Against Aston Villa, the Bulgarian offered a timely reminder he can also be the catalyst for the club’s revival, provided he can be persuaded to stay.
Berbatov had offered encouraging signs of a renewed appetite during the midweek defeat to Tottenham, Rene Meulensteen’s first game in charge. In the manager’s second game, Berbatov went one better, orchestrating a victory that ended a run of seven straight defeats and revived hope that this season can yet be transformed.
Once again moving languidly, rather than lazily, Berbatov played a part in the build-up to Steve Sidwell’s opening goal and then, demonstrating astonishing bravado, rolled a penalty past Villa keeper Brad Guzan following the shortest of run-ups after Alex Kacaniklic had been fouled by Leandro Bacuna.
At other times, the forward demonstrated his full repertoire of tricks and flicks, injecting a swagger into a vastly improved Fulham performance that was in stark contrast to the dismal display at West Ham in Jol’s final game.
Meulensteen was able to savour the win, satisfied he had drawn the best from his best player.
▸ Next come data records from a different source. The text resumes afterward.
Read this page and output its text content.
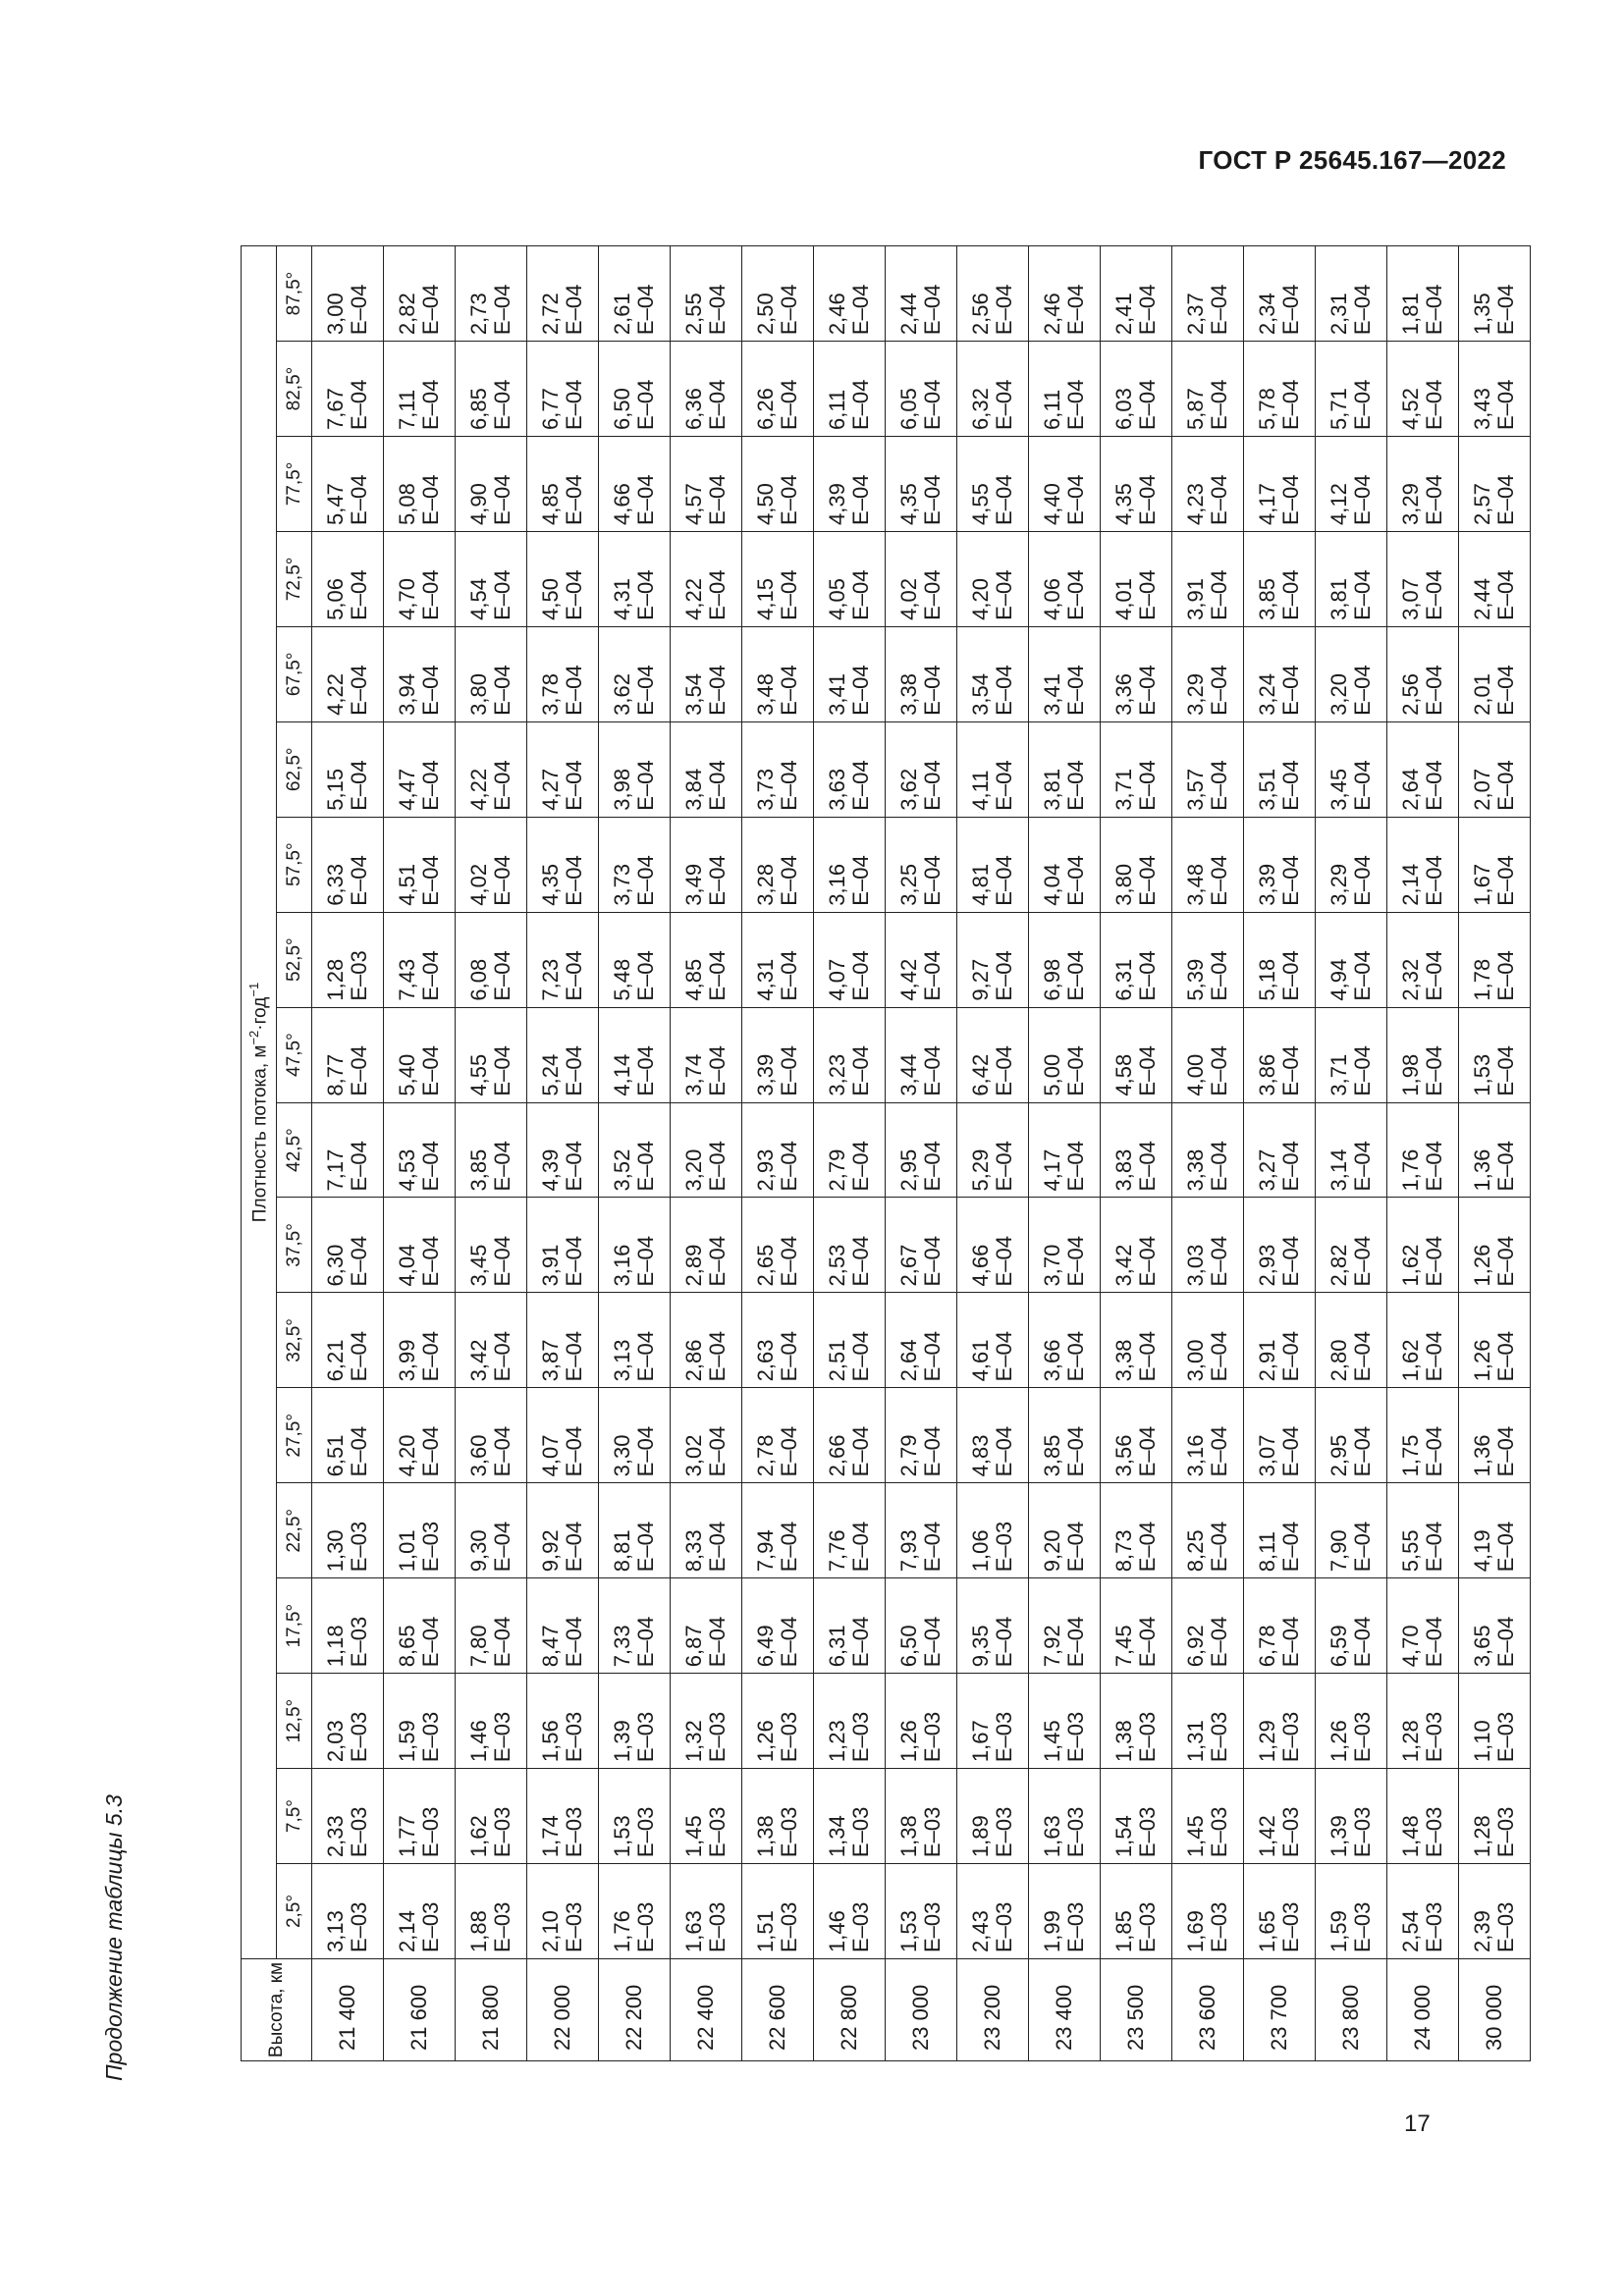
ГОСТ Р 25645.167—2022
Продолжение таблицы 5.3	Высота, км	Плотность потока, $м^{-2}\cdot год^{-1}$
	2,5°	7,5°	12,5°	17,5°	22,5°	27,5°	32,5°	37,5°	42,5°	47,5°	52,5°	57,5°	62,5°	67,5°	72,5°	77,5°	82,5°	87,5°
21 400	3,13 E–03	2,33 E–03	2,03 E–03	1,18 E–03	1,30 E–03	6,51 E–04	6,21 E–04	6,30 E–04	7,17 E–04	8,77 E–04	1,28 E–03	6,33 E–04	5,15 E–04	4,22 E–04	5,06 E–04	5,47 E–04	7,67 E–04	3,00 E–04

21 600	2,14 E–03	1,77 E–03	1,59 E–03	8,65 E–04	1,01 E–03	4,20 E–04	3,99 E–04	4,04 E–04	4,53 E–04	5,40 E–04	7,43 E–04	4,51 E–04	4,47 E–04	3,94 E–04	4,70 E–04	5,08 E–04	7,11 E–04	2,82 E–04

21 800	1,88 E–03	1,62 E–03	1,46 E–03	7,80 E–04	9,30 E–04	3,60 E–04	3,42 E–04	3,45 E–04	3,85 E–04	4,55 E–04	6,08 E–04	4,02 E–04	4,22 E–04	3,80 E–04	4,54 E–04	4,90 E–04	6,85 E–04	2,73 E–04

22 000	2,10 E–03	1,74 E–03	1,56 E–03	8,47 E–04	9,92 E–04	4,07 E–04	3,87 E–04	3,91 E–04	4,39 E–04	5,24 E–04	7,23 E–04	4,35 E–04	4,27 E–04	3,78 E–04	4,50 E–04	4,85 E–04	6,77 E–04	2,72 E–04

22 200	1,76 E–03	1,53 E–03	1,39 E–03	7,33 E–04	8,81 E–04	3,30 E–04	3,13 E–04	3,16 E–04	3,52 E–04	4,14 E–04	5,48 E–04	3,73 E–04	3,98 E–04	3,62 E–04	4,31 E–04	4,66 E–04	6,50 E–04	2,61 E–04

22 400	1,63 E–03	1,45 E–03	1,32 E–03	6,87 E–04	8,33 E–04	3,02 E–04	2,86 E–04	2,89 E–04	3,20 E–04	3,74 E–04	4,85 E–04	3,49 E–04	3,84 E–04	3,54 E–04	4,22 E–04	4,57 E–04	6,36 E–04	2,55 E–04

22 600	1,51 E–03	1,38 E–03	1,26 E–03	6,49 E–04	7,94 E–04	2,78 E–04	2,63 E–04	2,65 E–04	2,93 E–04	3,39 E–04	4,31 E–04	3,28 E–04	3,73 E–04	3,48 E–04	4,15 E–04	4,50 E–04	6,26 E–04	2,50 E–04

22 800	1,46 E–03	1,34 E–03	1,23 E–03	6,31 E–04	7,76 E–04	2,66 E–04	2,51 E–04	2,53 E–04	2,79 E–04	3,23 E–04	4,07 E–04	3,16 E–04	3,63 E–04	3,41 E–04	4,05 E–04	4,39 E–04	6,11 E–04	2,46 E–04

23 000	1,53 E–03	1,38 E–03	1,26 E–03	6,50 E–04	7,93 E–04	2,79 E–04	2,64 E–04	2,67 E–04	2,95 E–04	3,44 E–04	4,42 E–04	3,25 E–04	3,62 E–04	3,38 E–04	4,02 E–04	4,35 E–04	6,05 E–04	2,44 E–04

23 200	2,43 E–03	1,89 E–03	1,67 E–03	9,35 E–04	1,06 E–03	4,83 E–04	4,61 E–04	4,66 E–04	5,29 E–04	6,42 E–04	9,27 E–04	4,81 E–04	4,11 E–04	3,54 E–04	4,20 E–04	4,55 E–04	6,32 E–04	2,56 E–04

23 400	1,99 E–03	1,63 E–03	1,45 E–03	7,92 E–04	9,20 E–04	3,85 E–04	3,66 E–04	3,70 E–04	4,17 E–04	5,00 E–04	6,98 E–04	4,04 E–04	3,81 E–04	3,41 E–04	4,06 E–04	4,40 E–04	6,11 E–04	2,46 E–04

23 500	1,85 E–03	1,54 E–03	1,38 E–03	7,45 E–04	8,73 E–04	3,56 E–04	3,38 E–04	3,42 E–04	3,83 E–04	4,58 E–04	6,31 E–04	3,80 E–04	3,71 E–04	3,36 E–04	4,01 E–04	4,35 E–04	6,03 E–04	2,41 E–04

23 600	1,69 E–03	1,45 E–03	1,31 E–03	6,92 E–04	8,25 E–04	3,16 E–04	3,00 E–04	3,03 E–04	3,38 E–04	4,00 E–04	5,39 E–04	3,48 E–04	3,57 E–04	3,29 E–04	3,91 E–04	4,23 E–04	5,87 E–04	2,37 E–04

23 700	1,65 E–03	1,42 E–03	1,29 E–03	6,78 E–04	8,11 E–04	3,07 E–04	2,91 E–04	2,93 E–04	3,27 E–04	3,86 E–04	5,18 E–04	3,39 E–04	3,51 E–04	3,24 E–04	3,85 E–04	4,17 E–04	5,78 E–04	2,34 E–04

23 800	1,59 E–03	1,39 E–03	1,26 E–03	6,59 E–04	7,90 E–04	2,95 E–04	2,80 E–04	2,82 E–04	3,14 E–04	3,71 E–04	4,94 E–04	3,29 E–04	3,45 E–04	3,20 E–04	3,81 E–04	4,12 E–04	5,71 E–04	2,31 E–04

24 000	2,54 E–03	1,48 E–03	1,28 E–03	4,70 E–04	5,55 E–04	1,75 E–04	1,62 E–04	1,62 E–04	1,76 E–04	1,98 E–04	2,32 E–04	2,14 E–04	2,64 E–04	2,56 E–04	3,07 E–04	3,29 E–04	4,52 E–04	1,81 E–04

30 000	2,39 E–03	1,28 E–03	1,10 E–03	3,65 E–04	4,19 E–04	1,36 E–04	1,26 E–04	1,26 E–04	1,36 E–04	1,53 E–04	1,78 E–04	1,67 E–04	2,07 E–04	2,01 E–04	2,44 E–04	2,57 E–04	3,43 E–04	1,35 E–04
17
The question, though, is how long will Berbatov stick around to help the Dutchman’s restoration project. Only last week, the player’s agent declared it is time for Berbatov to move on and Meulensteen was cautious to limit his immediate horizons to January.
“Dimitar makes a difference. Absolutely,” said the manager, who worked with the forward at Manchester United. “I thought he was excellent on Wednesday against Tottenham as well, but you saw what he’s capable of out there.
“Berbatov’s not a stranger. We had a good chat and we know what games we’ve got coming up to January, and he’s committed to Fulham. I’m just concentrating up until January.”
Asked when he would address the longer term with his player, Meulensteen added: “I can’t and don’t want to answer that. I’ll do that with the people who are relevant to discuss these things. I couldn’t be more delighted with his performance today.”
Meulensteen was keen to focus on the present after his team, the oldest Premier League team this season with an average age of 31 years and 25 days. Indeed, his midfield engine room of Scott Parker, Giorgios Karagounis and Steve Sidwell, all of whom were outstanding, boast a combined age of 99 years.
For once though, age was just a number and Fulham’s verve overwhelmed Villa. A bright opening by the visitors faded by the 22nd minute when Berbatov headed on and Ashkan Dejagah flicked a pass into the box for Sidwell to run on to and finish from a tight angle.
The second came from a Villa corner that was cleared, allowing Kacaniklic to break from inside his own half, drawing a challenge from Bacuna when he was had worked his way into the area. Villa boss Paul Lambert insisted his side were hard done by on that occasion, and doubly so when ref Mike Dean ignored a late appeal for a penalty when Gabby Agbonlahor went down under a challenge from Aaron Hughes.
“I don’t think we did enough to win the game,” said Lambert. “I am disappointed at some of the decisions, the two penalties for instance. I’ve just spoken to Mike there and he has his views on it, we have ours. Gabi’s one... even if we do get that we’d only have a few minutes to score, but it’s possible at that time. That’s football... you have to hold your hand up sometimes. Five games unbeaten was great. Put it into perspective, we’re still only three points off Manchester United.”
FULHAM (4-5-1): Stekelenburg 6; Riether 6, Hughes 7, Senderos 7, Riise 7; Dejagah 7, Sidwell 8, Parker 8, Karagounis 8 (Kasami 73,6), Kacaniklic 7 (Duff 77, 6); Berbatov 9.
ASTON VILLA (4-4-2): Guzan 6; Bacuna 4, Herd 7 (Lowton 81,6), Clark 6, Baker 6; El Ahmadi 5 (Tonev 83,6), Westwood 5, Weimann 6 (Albrighton 81,6), Delph 6; Benteke 6, Agbonlahor 6.